Regulator to reveal bank funding levels
SOME much-needed clarification on the future of the banking sector should surface on Tuesday when the Financial Regulator is expected to announce the capital funding requirements of the banks that will be transferring loans to NAMA.
The regulator will reveal the funding levels the banks will need to reach by the end of the year after transferring assets to the Government’s ‘bad bank’.
Latest rumour has it that something between a 6% and 7% equity tier-1 ratio target is likely, although as high a level as 8% has also been mooted.
According to one analyst, a 6% ratio would be achievable by both of the main banks, AIB and Bank of Ireland, and would largely do away with talk of them having to be nationalised.

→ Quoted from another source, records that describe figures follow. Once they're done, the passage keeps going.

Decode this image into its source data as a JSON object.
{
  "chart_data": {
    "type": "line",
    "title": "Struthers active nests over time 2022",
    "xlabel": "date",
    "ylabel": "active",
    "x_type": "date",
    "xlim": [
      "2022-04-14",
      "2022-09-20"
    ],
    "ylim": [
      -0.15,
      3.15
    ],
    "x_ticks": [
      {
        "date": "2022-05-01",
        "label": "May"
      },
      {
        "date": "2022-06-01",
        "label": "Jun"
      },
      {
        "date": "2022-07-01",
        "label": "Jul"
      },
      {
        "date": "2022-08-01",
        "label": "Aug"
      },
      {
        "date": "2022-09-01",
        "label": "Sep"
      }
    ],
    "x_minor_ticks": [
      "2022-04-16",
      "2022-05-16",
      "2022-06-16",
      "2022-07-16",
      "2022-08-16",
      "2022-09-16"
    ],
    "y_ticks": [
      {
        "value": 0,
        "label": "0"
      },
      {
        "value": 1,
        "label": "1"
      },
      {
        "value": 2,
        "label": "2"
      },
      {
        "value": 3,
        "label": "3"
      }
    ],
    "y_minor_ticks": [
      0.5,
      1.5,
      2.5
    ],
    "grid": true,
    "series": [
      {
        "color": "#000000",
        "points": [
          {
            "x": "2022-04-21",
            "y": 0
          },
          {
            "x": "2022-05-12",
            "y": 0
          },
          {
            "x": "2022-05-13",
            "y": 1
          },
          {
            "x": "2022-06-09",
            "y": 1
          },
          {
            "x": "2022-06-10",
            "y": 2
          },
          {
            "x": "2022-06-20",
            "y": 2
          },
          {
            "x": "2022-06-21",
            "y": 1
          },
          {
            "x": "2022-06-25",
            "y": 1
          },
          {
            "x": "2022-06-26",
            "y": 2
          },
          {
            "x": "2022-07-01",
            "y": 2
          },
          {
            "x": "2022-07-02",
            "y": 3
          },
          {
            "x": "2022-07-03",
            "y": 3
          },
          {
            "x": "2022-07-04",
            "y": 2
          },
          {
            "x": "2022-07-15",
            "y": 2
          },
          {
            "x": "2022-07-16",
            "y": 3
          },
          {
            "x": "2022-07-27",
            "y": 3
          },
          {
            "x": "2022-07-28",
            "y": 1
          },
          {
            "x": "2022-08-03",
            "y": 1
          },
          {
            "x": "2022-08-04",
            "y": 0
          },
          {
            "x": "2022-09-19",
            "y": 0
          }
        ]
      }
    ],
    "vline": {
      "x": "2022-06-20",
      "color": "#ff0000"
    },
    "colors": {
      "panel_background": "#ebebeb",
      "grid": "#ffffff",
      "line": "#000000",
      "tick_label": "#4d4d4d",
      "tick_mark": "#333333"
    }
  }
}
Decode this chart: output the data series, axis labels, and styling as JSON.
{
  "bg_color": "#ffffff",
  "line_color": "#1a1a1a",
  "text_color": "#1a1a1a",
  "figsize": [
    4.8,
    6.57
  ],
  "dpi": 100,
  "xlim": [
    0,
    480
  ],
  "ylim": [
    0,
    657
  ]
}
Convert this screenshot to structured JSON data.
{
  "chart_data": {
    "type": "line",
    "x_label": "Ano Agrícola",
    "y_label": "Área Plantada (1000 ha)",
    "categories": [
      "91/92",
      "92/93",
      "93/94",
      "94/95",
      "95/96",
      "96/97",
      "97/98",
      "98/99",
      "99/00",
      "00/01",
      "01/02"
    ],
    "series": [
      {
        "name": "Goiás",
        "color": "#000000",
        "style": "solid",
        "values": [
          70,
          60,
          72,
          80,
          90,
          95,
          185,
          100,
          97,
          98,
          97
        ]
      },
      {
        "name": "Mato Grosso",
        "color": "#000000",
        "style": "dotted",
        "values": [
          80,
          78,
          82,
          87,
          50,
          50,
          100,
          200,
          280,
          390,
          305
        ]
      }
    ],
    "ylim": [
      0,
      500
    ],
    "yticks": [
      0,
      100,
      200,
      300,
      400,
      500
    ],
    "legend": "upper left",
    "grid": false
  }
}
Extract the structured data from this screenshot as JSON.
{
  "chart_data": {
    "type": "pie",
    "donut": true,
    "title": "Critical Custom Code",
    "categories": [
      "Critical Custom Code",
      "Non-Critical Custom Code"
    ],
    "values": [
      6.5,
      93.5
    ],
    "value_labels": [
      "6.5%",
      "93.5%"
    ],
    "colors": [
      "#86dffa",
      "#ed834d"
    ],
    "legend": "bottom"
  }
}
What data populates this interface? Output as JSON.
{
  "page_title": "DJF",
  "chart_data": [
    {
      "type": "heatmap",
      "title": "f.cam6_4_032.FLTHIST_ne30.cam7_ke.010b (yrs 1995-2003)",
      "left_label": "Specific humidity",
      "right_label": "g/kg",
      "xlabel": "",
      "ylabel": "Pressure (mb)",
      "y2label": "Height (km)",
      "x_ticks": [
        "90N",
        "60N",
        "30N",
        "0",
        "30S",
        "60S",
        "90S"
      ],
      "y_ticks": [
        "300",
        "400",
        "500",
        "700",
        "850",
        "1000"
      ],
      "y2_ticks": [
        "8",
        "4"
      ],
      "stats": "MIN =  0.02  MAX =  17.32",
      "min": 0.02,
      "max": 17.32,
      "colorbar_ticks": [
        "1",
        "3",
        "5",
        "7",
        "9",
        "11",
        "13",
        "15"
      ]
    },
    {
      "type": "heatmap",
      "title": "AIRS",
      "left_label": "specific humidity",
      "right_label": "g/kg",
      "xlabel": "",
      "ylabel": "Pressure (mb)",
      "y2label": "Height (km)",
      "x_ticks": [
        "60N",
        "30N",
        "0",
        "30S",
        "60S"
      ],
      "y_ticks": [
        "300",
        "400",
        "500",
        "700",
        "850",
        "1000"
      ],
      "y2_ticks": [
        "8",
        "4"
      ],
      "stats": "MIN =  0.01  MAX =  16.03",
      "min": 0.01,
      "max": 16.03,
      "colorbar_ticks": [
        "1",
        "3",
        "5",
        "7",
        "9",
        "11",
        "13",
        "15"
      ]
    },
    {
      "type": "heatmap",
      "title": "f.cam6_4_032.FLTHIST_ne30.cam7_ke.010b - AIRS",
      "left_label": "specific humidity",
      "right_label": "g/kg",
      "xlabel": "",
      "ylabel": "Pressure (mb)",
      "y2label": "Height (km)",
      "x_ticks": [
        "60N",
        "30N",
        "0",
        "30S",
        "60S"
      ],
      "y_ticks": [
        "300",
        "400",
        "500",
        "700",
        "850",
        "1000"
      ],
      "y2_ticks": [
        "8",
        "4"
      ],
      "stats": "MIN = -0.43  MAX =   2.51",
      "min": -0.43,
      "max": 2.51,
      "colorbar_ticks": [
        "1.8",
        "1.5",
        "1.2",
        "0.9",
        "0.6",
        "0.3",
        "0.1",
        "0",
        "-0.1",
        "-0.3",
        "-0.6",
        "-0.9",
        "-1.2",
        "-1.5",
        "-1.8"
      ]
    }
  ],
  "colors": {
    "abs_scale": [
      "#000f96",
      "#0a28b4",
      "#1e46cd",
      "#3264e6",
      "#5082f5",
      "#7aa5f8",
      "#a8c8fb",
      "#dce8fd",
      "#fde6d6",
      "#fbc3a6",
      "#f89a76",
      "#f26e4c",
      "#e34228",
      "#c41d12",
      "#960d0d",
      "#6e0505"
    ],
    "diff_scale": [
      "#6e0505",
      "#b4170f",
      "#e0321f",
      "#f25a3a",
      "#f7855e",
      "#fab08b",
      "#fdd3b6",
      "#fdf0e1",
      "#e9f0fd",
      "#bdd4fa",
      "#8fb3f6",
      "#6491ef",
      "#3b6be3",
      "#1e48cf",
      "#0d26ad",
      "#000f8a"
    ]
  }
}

The analyst added: “We don’t think nationalisation is a probability at this point. The banks should be able to reach a 6% tier-1 ratio, but if the target turns out to be 8% by the end of the year, it could trigger a forced equity raising round for the banks, and their shares — in which there is some optimism at present — could tank and Government aid could be on the agenda again. A 7% target would also be achievable on the back of asset sales.”
On a whole, the next week is lining up to be if not a wholly pivotal one for the future of the Irish banking sector, then certainly one in which many key questions will be answered.
Ahead of the new capital requirement announcement, Monday is likely to see first details over the exact amount NAMA will pay for loans.
NAMA-related news, including exact discount figures for the loans from AIB, Bank of Ireland, Irish Nationwide and the EBS, is expected in the early part of next week, with ‘acquisition schedules’ for those assets from Anglo Irish Bank not anticipated until later in the week.
The actual transfer of assets to NAMA, originally scheduled for the end of March, now look set to commence over the Easter weekend. Some estimates have it that the institutions will be left with a combined €16 billion capital hole after transferring their bad loans to NAMA.
Meanwhile, Bank of Ireland announced yesterday that it will also publish its financial results, for the nine months to the end of last December, next Tuesday.
The bank’s ongoing restructuring talks with the EU have been in the news this week, with speculation that it may have to sell off part of its British operations over the next three years.
Next week is also likely to feature results from Anglo Irish Bank. Although, unconfirmed, Wednesday is looking like the day when the troubled bank will publish the worst financial results in Irish corporate history, with loan losses of as much as €14bn expected in some quarters.